なぜならば、麻疹と同じ文明開化の流行に遭いながら、支那・韓国の両国は伝染の自然法則に背き、無理にこれを避けようとして室内に閉じこもり、空気の流通を遮断して、窒息しているからだ。
〔支那朝鮮はわが日本のために髪一本ほどの役にも立たない〕
「輔車唇歯」とは隣国が相互に援助しあう喩えであるが、今の支那朝鮮はわが日本のために髪一本ほどの役にも立たない。のみならず、西洋文明人の眼から見れば、三国が地理的に近接しているため、時には三国を同一視し、支那・韓国の評価で、わが日本を判断するということもありえるのだ。
〔法律は信頼できない〕
例えば、支那、朝鮮の政府が昔どおり専制で、法律は信頼できなければ、西洋の人は、日本もまた無法律の国かと疑うだろう。支那、朝鮮の人が迷信深く、科学の何かを知らなければ、西洋の学者は日本もまた陰陽五行の国かと思うに違いない。
支那人が卑屈で恥を知らなければ、日本人の義侠もその影に隠れ、朝鮮国に残酷な刑罰があれば、日本人もまた無情と推量されるのだ。事例をかぞえれば、枚挙にいとまがない。

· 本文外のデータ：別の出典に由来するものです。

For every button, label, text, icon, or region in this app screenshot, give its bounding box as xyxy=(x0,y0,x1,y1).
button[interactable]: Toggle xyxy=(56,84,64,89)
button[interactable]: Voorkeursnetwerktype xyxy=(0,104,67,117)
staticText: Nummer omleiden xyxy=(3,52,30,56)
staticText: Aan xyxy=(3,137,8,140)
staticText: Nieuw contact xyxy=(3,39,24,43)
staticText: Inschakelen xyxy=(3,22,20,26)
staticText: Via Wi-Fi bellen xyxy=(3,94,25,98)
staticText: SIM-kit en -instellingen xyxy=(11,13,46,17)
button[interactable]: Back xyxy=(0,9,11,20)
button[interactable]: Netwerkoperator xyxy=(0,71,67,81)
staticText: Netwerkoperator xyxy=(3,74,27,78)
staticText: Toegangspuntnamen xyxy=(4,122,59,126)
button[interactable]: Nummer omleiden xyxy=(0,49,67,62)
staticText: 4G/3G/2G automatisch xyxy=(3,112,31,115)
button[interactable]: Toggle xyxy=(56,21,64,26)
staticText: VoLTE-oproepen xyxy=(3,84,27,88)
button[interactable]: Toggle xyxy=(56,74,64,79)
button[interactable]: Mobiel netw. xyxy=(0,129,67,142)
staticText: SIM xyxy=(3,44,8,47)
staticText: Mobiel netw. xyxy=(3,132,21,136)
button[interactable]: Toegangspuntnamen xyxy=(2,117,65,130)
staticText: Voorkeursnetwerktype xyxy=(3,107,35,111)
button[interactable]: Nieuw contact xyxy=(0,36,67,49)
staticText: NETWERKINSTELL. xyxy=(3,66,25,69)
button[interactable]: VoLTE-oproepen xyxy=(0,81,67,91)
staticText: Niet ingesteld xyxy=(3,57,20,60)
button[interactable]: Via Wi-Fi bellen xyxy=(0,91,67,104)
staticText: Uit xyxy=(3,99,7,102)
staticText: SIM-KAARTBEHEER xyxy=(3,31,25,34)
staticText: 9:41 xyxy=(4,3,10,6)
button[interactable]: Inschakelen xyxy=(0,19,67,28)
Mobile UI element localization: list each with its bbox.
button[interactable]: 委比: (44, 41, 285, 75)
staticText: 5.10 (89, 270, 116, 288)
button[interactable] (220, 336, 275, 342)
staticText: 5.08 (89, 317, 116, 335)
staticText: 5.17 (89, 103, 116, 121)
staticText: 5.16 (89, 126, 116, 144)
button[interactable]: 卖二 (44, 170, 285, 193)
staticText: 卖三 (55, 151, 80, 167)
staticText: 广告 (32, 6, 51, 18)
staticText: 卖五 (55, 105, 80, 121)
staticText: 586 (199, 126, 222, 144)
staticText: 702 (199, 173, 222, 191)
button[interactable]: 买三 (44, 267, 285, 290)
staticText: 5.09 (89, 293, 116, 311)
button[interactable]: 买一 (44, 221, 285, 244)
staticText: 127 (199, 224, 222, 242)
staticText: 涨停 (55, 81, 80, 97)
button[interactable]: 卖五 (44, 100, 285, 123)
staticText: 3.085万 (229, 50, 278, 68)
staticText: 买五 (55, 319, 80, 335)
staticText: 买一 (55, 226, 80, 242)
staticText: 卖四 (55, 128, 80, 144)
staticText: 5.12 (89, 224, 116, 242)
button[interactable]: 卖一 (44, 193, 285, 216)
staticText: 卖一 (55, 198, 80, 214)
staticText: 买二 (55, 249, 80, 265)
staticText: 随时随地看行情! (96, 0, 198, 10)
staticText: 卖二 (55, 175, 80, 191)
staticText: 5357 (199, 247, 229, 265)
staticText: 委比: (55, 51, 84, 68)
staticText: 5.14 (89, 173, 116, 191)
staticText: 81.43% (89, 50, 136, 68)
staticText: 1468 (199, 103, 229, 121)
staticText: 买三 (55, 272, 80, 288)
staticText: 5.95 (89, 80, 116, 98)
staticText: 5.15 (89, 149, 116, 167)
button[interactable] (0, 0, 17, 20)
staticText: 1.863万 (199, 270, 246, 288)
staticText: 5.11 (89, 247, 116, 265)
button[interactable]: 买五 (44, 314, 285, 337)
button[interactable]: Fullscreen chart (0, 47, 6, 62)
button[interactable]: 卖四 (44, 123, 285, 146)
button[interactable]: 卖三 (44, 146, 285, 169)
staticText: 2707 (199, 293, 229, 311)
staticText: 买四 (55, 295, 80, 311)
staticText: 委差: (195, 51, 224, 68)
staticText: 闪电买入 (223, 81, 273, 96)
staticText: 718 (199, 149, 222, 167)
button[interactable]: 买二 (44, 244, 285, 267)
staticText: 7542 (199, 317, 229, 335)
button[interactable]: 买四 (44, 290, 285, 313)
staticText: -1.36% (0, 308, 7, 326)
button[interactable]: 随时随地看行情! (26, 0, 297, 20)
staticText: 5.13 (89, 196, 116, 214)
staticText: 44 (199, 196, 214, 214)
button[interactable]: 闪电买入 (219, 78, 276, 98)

喩えるならば、軒を並べたある村や町内の者たちが、愚かで無法、しかも残忍で無情なときは、たまたまその町村内の、ある家の人が正当に振るまおうと注意しても、他人の悪行に隠れて埋没するようなものだ。
〔日本国の一大不幸〕
その影響が現実にあらわれ、間接にわが外交上の障害となっていることは実に少なくなく、わが日本国の一大不幸というべきである。
〔筆者は心の中で、東アジアの悪友を謝絶する〕
そうであるから、現在の戦略を考えるに、わが国は隣国の開明を待ち、共にアジアを発展させる猶予はないのである。
むしろ、その仲間から脱出し、西洋の文明国と進退をともにし、その支那、朝鮮に接する方法も、隣国だからと特別の配慮をすることなく、まさに西洋人がこれに接するように処置すべきである。悪友と親しく交わる者も、また悪名を免れない。筆者は心の中で、東アジアの悪友を謝絶するものである。